Cari ristoratori,
so che i clienti possono essere terribili, vittime di tic e nevrosi che manderebbero ai matti un santo, che alcuni avventori sono maleducati e strafottenti, che i turni di lavoro sono faticosi, il caldo dà alla testa, la cucina non sempre è veloce come dovrebbe e le lamentele ricadono sempre sui camerieri, so che trovare il personale giusto è difficile, ma niente giustifica la scortesia e l’inesperienza di un servizio improvvisato: il cameriere è il vostro front office, come dicono gli americani, non per niente numeri uno al mondo nel servizio al cliente, e il nostro giudizio dipende anche dall’interazione con loro, breve ma sostanziale per la riuscita di una serata.
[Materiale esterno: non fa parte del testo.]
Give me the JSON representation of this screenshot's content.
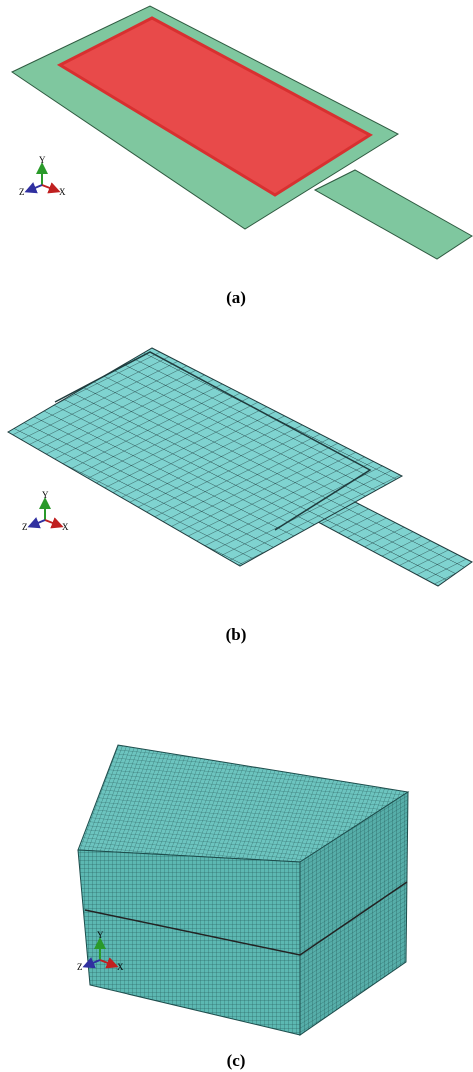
{
  "panels": [
    {
      "caption": "(a)",
      "triad": {
        "y": "Y",
        "z": "Z",
        "x": "X"
      }
    },
    {
      "caption": "(b)",
      "triad": {
        "y": "Y",
        "z": "Z",
        "x": "X"
      }
    },
    {
      "caption": "(c)",
      "triad": {
        "y": "Y",
        "z": "Z",
        "x": "X"
      }
    }
  ]
}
Quindi, se non escono dalle scuole alberghiere – comunque non sufficienti a coprire il servizio degli oltre 2000 locali della città – motivateli (anche economicamente!) e assicuratevi che conoscano le regole di base, che vengono perfino prima del conoscere i piatti del menù e del servire il vino al calice portando la bottiglia al tavolo (è una cosa che non mi dà pace), valide anche per chi vuole di trasformare il bistrot nel soggiorno di casa, caldo e informale. Prima: il sorriso. E’ semplice, non costa niente ma fa la differenza. La seconda: l’attenzione. Bastano pochi minuti al tavolo, ma dedicati, a cambiare il corso di un’intera serata, la scelta giusta del vino e del piatto. Il cameriere impaziente e frettoloso che di fronte alla nostra indecisione se la dà a gambe per tornare al tavolo 15 minuti più tardi non va bene. Terza: la discrezione. Sarò all’antica ma il cliente è un estraneo e anche se il cameriere è giovane e hipster, anche se è simpatico e a fine serata scambia due parole con noi, non deve intromettersi nelle nostre conversazioni, giudicare chi paga o chiederci di finire quello che abbiamo lasciato nel piatto.
Il turn over del personale è sfinente, lo so bene. Mia madre ha gestito un ristorante per oltre 20 anni e l’ho sentita lamentarsi decine di volte di aver perso un ragazzo che aveva appena imparato a muoversi fra i tavoli, ma la buona cucina e le sperimentazioni degli chef non sono sufficiente a farci tornare (salvo rare eccezioni!): forse vale la pena prestare un po’ di attenzione in più a chi mandate in sala.